Here's what I spotted out my patio door one day last week---a doe and 3 babies! The pictures aren't as clear as I would like. I was afraid to open the door and scare them away. The deer are getting quite bold. Usually they would come around at dusk or dawn. The deer around here are getting so used to humans that they come out during the day. This photo was taken about 2 pm. One day driving down a road near us, a mother deer and two babies crossed the road. Thank goodness everyone stopped for them!

I've made great progress on reorganizing my craft room. Strike that, my design studio. I feel that is a much better name for that space. My yarn, fabric, and spinning fiber has been sorted into bins and shelves. I love how it looks! I've thought of posting pictures but I'm not sure I want to share how much stash I really have. LOL!
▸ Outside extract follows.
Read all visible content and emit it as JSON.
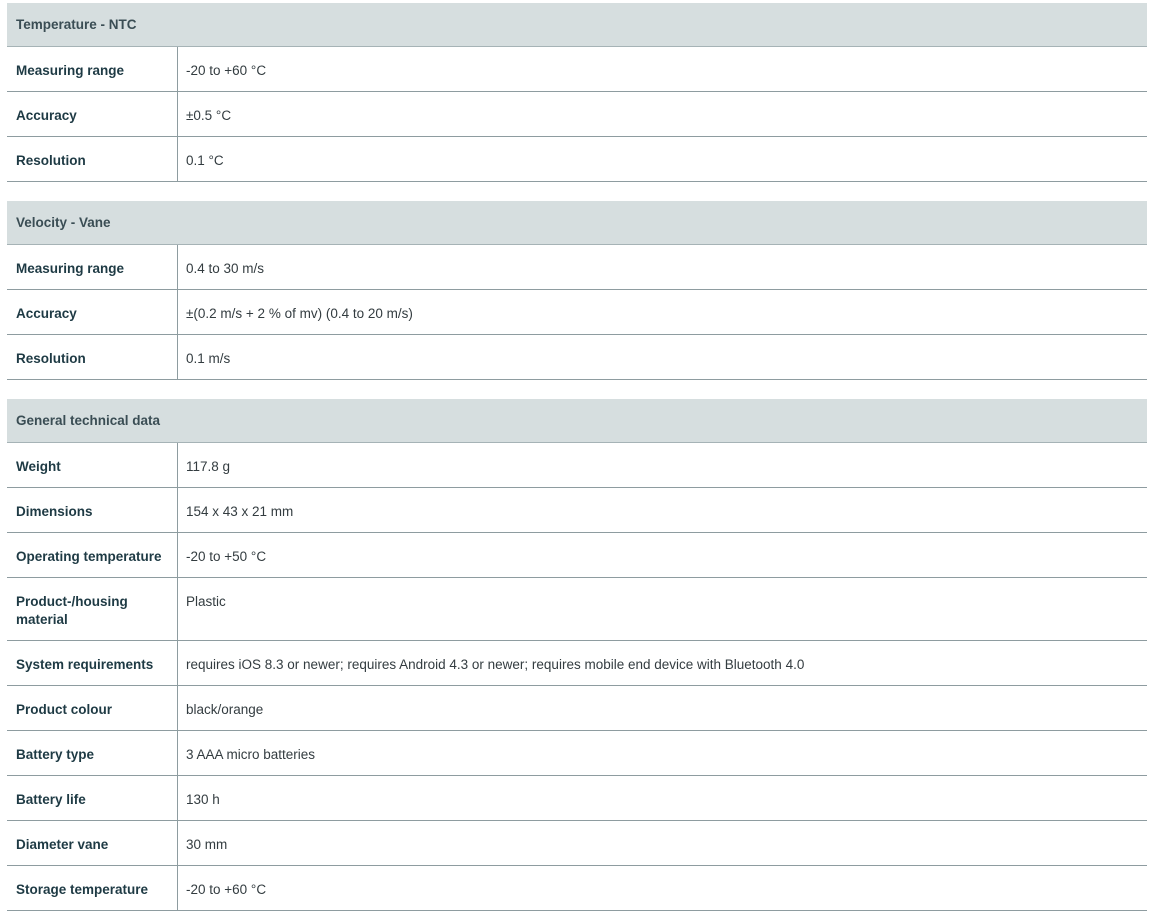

Hubby looked at what I had accomplished and says, "Why don't we paint the walls, put in new flooring, and a ceiling fan?" I groaned. Why didn't he suggest that BEFORE I did all this work? I told him if he finishes some of the projects he has started around the house (baseboards, finishing doorways, cabinet kickplates, patching holes, etc.) I might consider it next year. Hubby has a habit of starting lots of home improvement projects but never quite finishing them. It drives me crazy!

I've sorted out 3 bins full of yarn to swap/sell on Ravelry. Check out my trade/sell folder if you are interested. Still to come is a cleanout of all my sewing, quilting, knitting, crocheting, and spinning books and magazines. There's a groaning bookcase full in my studio, plus more in the office and the living room. It's definitely time to pare the collection down to more manageable levels.

Lots of designing is going on behind the scenes. I have a bunch of patterns in the works at various stages. I'm hoping to have at least one pattern finished by the end of the week.

I've submitted a few designs to be used by the Holiday Mystery Gift Along group here on Yahoo. You'll have to wait and see what they are. :) The HMG group is a fun one with lots of things to knit (and crochet) for holiday gifts. The 2009 season of patterns begins on September 19th.